Emphasizing that he was not commenting on or responding to Makary's report per se, Dan Pollock, MD, CDC Surveillance Branch Chief for the Division of Healthcare Quality Promotion, explained that over time, the agencies intend that the types of procedures will be expanded for payment. "But colon (surgery) is one of the worst for infections, and we think it's really important.  And abdominal hysterectomies are frequently performed." He added, "this is just a start."

Makary, a well-known advocate of expanded transparency in healthcare, is the author of an upcoming book entitled, "Unaccountable: What Hospitals Won't Tell You and How Transparency Can Revolutionize Health Care."  He says public display of provider outcomes, by name as well as by facility, has the greatest impact on improving quality of care and points to New York state as a prime example.
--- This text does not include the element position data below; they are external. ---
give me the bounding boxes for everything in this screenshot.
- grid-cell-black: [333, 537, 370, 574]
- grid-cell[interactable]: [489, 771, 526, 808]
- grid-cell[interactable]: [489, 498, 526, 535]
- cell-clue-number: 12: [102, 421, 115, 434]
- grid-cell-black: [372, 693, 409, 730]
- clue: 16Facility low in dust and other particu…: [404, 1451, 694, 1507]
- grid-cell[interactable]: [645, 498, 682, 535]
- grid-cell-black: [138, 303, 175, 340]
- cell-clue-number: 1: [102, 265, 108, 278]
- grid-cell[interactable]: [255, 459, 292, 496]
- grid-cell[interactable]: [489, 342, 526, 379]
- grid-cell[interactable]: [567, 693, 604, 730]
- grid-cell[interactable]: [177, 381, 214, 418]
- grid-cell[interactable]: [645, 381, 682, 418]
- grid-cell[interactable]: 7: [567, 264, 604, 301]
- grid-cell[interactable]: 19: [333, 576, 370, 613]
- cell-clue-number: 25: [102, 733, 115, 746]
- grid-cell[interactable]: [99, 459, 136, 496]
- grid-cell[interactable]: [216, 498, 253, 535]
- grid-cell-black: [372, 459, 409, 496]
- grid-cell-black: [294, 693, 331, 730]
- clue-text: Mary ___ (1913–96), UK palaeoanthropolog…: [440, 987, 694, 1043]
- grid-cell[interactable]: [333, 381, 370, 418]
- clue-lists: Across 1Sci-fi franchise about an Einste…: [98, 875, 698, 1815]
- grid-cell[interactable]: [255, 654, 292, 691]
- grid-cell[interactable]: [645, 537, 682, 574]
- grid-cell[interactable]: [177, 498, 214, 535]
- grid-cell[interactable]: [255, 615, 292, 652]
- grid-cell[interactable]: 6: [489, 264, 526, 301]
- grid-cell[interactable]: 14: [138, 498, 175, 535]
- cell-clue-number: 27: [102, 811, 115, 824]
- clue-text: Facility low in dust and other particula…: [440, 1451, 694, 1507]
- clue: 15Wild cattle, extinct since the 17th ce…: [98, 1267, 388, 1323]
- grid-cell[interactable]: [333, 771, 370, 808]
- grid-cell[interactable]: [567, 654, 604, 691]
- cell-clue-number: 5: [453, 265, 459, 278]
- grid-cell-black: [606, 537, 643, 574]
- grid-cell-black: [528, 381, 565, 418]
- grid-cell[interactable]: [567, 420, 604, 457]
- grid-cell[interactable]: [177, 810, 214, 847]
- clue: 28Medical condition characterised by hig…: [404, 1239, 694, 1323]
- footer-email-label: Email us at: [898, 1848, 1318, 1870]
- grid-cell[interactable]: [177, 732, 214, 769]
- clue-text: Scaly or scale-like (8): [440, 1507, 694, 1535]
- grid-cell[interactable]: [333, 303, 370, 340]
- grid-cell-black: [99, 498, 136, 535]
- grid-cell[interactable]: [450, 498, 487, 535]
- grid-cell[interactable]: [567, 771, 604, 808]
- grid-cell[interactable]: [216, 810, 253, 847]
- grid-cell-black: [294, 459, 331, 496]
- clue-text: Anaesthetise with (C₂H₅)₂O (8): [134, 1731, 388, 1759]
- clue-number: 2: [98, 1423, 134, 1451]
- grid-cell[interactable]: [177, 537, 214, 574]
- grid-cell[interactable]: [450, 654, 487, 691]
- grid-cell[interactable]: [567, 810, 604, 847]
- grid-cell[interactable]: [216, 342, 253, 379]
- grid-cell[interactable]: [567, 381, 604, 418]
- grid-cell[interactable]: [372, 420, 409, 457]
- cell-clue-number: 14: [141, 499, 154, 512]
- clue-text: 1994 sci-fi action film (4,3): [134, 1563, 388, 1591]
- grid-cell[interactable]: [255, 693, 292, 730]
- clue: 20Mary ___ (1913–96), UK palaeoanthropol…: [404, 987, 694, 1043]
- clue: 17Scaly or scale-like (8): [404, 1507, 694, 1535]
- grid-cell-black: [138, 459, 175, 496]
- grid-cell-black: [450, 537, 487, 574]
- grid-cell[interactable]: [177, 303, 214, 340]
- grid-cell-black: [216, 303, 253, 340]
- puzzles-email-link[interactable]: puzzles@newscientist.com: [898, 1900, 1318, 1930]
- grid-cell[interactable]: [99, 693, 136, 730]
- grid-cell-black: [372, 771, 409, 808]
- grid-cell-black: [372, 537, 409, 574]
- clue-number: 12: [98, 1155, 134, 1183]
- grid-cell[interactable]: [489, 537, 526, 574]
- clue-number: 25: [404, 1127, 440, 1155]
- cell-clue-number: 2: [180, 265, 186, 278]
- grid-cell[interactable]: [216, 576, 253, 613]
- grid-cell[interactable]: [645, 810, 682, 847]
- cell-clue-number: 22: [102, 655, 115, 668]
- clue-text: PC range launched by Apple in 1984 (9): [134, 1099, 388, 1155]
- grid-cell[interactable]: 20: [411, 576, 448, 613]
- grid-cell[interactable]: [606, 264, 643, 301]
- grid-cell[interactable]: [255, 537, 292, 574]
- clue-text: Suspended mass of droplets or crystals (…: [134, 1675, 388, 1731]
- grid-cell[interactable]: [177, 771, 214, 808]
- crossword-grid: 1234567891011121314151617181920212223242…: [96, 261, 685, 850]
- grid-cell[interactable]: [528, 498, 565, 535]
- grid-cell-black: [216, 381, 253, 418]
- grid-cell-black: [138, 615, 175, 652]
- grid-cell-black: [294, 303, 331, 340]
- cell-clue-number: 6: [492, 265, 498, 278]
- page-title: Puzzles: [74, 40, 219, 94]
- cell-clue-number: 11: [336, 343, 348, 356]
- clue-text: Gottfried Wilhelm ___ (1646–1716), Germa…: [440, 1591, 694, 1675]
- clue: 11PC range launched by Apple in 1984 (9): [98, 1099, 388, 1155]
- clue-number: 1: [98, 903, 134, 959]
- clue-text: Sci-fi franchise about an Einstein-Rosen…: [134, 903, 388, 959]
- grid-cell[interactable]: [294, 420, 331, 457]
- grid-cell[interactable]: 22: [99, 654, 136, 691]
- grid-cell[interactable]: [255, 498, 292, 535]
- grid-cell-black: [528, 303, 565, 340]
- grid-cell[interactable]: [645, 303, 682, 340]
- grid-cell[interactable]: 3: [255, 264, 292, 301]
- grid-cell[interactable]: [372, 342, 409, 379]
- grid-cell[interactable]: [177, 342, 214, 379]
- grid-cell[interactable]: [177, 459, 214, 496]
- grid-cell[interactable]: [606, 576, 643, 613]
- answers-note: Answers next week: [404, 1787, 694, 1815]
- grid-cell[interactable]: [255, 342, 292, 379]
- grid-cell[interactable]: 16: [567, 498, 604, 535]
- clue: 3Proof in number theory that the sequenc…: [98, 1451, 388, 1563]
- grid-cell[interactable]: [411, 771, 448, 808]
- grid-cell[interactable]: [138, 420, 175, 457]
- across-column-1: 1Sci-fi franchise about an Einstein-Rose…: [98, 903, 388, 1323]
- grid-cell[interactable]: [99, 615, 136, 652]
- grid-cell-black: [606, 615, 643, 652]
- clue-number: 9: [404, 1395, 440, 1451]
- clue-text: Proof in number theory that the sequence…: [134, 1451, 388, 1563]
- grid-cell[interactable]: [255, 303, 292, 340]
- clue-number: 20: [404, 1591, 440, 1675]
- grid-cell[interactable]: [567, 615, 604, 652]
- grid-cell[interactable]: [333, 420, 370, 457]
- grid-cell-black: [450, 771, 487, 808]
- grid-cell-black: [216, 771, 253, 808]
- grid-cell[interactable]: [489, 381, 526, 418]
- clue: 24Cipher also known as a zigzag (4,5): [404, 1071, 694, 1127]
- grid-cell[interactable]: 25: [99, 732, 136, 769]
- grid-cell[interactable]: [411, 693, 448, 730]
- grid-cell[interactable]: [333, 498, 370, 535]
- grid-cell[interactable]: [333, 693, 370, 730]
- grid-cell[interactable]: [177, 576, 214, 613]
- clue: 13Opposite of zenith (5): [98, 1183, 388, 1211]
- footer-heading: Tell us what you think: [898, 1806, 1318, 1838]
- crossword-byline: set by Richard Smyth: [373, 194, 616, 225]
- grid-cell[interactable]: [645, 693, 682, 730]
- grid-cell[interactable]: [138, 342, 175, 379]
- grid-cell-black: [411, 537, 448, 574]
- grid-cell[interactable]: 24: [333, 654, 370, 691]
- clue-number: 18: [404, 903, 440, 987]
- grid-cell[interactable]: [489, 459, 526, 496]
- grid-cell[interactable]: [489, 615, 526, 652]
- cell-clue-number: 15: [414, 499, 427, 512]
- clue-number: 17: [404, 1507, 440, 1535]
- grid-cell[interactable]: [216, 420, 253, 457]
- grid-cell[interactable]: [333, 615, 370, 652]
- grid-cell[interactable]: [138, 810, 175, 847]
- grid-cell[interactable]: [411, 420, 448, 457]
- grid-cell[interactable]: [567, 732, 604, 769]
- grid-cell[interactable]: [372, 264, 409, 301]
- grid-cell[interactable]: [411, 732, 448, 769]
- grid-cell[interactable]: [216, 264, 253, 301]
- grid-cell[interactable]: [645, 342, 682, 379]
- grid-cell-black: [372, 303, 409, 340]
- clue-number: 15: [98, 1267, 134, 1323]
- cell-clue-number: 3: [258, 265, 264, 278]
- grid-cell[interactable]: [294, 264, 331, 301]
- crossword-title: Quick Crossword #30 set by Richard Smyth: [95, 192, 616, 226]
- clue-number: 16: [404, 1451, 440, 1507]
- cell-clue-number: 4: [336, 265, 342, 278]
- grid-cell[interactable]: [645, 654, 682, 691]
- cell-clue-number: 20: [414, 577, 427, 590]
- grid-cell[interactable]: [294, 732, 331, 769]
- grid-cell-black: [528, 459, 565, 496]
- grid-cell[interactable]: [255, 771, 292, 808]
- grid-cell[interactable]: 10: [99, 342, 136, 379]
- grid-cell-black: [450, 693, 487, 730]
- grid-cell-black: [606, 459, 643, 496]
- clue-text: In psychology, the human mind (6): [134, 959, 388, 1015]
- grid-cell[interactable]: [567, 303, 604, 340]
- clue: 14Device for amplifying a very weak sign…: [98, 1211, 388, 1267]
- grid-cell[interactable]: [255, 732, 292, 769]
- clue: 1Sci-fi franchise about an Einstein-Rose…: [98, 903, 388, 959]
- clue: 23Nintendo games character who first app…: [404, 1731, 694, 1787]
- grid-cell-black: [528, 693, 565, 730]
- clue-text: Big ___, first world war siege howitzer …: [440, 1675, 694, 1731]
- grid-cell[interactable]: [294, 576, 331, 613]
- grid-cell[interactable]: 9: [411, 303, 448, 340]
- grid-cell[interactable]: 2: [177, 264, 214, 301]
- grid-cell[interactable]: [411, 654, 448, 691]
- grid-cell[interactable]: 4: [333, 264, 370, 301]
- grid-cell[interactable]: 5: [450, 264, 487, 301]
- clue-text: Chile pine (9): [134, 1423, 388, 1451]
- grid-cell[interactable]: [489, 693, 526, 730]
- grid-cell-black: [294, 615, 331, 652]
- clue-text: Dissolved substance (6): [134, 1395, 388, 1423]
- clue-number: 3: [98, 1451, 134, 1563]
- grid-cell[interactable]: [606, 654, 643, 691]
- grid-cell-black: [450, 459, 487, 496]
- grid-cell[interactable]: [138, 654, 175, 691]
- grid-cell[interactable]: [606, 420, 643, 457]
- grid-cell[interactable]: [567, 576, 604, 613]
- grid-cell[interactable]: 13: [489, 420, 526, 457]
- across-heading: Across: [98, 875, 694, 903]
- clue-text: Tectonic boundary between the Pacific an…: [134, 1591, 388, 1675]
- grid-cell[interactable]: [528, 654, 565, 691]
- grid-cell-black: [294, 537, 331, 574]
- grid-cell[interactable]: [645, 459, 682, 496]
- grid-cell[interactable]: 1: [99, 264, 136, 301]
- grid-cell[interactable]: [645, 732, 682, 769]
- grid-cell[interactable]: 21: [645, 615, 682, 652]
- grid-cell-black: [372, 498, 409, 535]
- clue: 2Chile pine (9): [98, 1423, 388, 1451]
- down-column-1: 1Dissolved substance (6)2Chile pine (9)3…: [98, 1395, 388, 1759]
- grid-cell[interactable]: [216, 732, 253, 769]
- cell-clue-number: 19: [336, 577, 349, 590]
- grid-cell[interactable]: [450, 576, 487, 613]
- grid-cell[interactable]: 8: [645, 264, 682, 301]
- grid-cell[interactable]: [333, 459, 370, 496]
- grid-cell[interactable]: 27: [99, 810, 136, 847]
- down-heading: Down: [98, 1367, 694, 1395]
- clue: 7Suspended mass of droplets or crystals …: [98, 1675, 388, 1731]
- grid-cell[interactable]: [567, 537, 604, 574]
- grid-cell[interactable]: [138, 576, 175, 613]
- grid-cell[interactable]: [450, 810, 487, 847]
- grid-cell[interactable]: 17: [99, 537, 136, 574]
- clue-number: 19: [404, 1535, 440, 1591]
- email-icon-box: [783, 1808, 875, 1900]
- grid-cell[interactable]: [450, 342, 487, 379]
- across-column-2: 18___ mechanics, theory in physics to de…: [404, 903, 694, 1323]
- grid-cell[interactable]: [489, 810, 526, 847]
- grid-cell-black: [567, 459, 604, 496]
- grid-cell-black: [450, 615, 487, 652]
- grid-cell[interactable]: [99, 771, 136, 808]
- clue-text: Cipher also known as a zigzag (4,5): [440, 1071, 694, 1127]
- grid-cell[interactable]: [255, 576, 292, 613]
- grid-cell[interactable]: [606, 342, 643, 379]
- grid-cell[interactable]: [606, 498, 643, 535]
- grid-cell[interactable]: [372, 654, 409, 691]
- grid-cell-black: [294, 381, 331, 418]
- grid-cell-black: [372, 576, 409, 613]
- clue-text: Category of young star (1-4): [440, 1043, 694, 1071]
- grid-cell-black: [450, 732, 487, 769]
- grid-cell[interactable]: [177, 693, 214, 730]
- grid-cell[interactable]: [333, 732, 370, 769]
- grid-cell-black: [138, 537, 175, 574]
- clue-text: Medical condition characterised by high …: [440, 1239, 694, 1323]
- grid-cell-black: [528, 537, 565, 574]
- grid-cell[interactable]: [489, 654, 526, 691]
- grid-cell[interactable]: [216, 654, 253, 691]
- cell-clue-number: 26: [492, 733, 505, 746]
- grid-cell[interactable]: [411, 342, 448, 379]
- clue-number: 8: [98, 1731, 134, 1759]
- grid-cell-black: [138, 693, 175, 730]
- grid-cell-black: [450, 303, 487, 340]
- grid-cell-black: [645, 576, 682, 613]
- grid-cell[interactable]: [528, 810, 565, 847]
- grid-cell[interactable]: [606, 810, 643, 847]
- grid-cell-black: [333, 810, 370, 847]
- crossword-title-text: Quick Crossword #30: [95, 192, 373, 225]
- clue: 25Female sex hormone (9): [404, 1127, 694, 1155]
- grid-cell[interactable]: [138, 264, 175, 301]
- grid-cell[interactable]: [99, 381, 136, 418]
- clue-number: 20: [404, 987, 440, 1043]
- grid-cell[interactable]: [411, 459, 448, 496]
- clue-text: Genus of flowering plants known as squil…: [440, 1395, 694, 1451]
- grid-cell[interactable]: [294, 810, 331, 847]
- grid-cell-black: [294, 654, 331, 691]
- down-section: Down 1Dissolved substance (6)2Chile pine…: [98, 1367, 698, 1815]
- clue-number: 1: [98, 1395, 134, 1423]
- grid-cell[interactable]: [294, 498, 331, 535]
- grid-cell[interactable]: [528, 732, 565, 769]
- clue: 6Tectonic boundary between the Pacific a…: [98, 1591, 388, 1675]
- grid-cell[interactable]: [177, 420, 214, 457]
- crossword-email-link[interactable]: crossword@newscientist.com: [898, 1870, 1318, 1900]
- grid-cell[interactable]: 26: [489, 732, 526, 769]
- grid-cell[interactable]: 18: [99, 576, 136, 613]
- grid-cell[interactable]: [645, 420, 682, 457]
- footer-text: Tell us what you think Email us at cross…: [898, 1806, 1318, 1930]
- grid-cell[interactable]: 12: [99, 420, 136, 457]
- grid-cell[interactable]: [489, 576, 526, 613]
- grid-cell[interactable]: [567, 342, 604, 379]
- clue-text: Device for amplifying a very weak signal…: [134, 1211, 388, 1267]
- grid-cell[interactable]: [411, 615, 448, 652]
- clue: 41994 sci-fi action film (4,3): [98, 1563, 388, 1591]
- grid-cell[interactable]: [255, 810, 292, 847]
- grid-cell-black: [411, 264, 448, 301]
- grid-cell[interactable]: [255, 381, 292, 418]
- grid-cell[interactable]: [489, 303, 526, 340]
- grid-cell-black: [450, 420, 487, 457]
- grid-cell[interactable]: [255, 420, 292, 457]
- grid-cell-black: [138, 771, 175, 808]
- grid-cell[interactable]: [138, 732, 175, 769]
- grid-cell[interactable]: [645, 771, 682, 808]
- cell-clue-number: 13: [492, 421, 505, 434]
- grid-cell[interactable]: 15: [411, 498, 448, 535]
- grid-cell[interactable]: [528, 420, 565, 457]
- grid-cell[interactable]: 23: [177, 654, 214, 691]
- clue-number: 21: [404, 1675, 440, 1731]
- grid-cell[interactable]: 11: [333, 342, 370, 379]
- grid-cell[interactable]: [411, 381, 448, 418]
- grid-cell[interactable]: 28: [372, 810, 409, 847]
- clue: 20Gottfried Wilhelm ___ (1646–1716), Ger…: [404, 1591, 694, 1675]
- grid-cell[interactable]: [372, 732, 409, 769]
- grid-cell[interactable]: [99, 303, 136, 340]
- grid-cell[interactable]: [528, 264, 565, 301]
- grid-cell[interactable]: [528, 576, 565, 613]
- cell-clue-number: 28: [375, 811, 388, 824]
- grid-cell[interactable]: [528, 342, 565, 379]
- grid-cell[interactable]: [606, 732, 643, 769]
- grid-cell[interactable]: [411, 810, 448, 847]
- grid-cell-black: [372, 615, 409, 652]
Two decades ago, the state required mortality outcomes reporting for coronary artery bypass graft (CABG) procedures by name, he says. When the numbers were published, he says he interviewed CEOs, and heard their stories of how they came into cardiac intensive care units to ask the nurses and doctors what was going on.

 

"They told the CEOs: we need a dedicated cardiac anesthesiologist, we need cardiac nurse practitioners, we need to get a better cardiac ICU. And in the course of the pressure of public reporting, (these CEOs) gave them what they needed... (in some cases) resulting in a dramatic 40% reduction in (CABG) mortality almost overnight."

Additionally, the CEO was able to "look at individual physician profiles and found out there was a guy who should have retired, who had a mortality rate so high he was bringing the whole average up."

The same should happen now across the country with surgical site infection rates, he says.

But Makary's recent paper points to other problems within the emerging state reporting system, and that is the enormous variation that exists from state to state that prevents fair comparisons among hospitals.

In addition to the fact that only eight states publicly report on infections occurring in at least one type of surgery, which procedures they choose to report on varies widely. For example, only South Carolina requires reporting on spinal fusion procedures, only Ohio mandates reports on C-sections, and only Missouri requires reports on breast surgery infections. And colon surgery, which has the highest rates of surgical site infections, was only reported by two states.

"The motivation to monitor and report certain procedures over others is unclear, and further highlights the variability between states," Makary and his co-authors wrote.